Of all the strategies to improve relationships, one of the most effective is what I call “one-minute amnesty.”
We’ve been unknowingly practicing this strategy since we were children every time we called for a “do-over” during a game.
“Do over.” What happy words those were and how often necessary!
Now, we only have to mutually agree to it as adults. We need “do-overs” as much today, but now for the reflexive yet unintended words we often blurt out.
Through “one-minute amnesty,” unintended words are freed from unintended consequences.
Here’s how it works: you and someone else agree that if either of you says something you don’t mean, you can take it back and replace it with what you meant.
One common example is reflexive lying, also left over from childhood.
One-minute amnesty prevents “Sure I mailed the bill,” from being followed by a frosty “So, why do I see it on your car’s dashboard!”
Instead, one gets a minute to correct, “Okay, that’s not true. I forgot to mail it today, so I put it on my dashboard to help me remember tomorrow.”
Another example in need of amnesty is irritability, verbally snapping at those we love. Those who care about us are sensitive to us, and we want them to stay that way.

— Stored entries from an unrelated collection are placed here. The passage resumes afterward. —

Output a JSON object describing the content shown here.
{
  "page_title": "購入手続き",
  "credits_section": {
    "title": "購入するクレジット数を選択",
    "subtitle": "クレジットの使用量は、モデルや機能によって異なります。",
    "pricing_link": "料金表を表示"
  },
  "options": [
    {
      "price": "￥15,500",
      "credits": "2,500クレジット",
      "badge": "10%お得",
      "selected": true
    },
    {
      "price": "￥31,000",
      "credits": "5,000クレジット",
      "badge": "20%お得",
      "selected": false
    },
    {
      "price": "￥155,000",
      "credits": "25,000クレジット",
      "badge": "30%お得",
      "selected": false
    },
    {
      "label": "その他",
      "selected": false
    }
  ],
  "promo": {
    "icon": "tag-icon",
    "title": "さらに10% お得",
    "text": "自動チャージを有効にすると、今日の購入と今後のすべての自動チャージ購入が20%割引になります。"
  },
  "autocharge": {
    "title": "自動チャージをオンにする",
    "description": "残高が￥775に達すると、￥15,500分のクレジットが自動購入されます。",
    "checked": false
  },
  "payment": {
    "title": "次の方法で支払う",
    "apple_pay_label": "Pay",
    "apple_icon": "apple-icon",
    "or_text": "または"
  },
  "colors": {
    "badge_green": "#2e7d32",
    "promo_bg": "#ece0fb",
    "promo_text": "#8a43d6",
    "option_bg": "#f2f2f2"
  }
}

One-minute amnesty allows us to edit ourselves with some version of “I’m sorry how that came out. What I meant to say is….”
A third example in need of amnesty, rather than blurted words, is distraction – not realizing that someone who cares about you wants your attention when you’re absorbed in something.
You can suggest to them, “There’s nothing more important than you. If I seemed to ignore you, I was lost in distraction mode, so flag me down.”
It’s hard to overestimate how much unnecessary pain can be escaped with mutual amnesties.
It’s easy to imagine the increased love in your life when you give and receive it.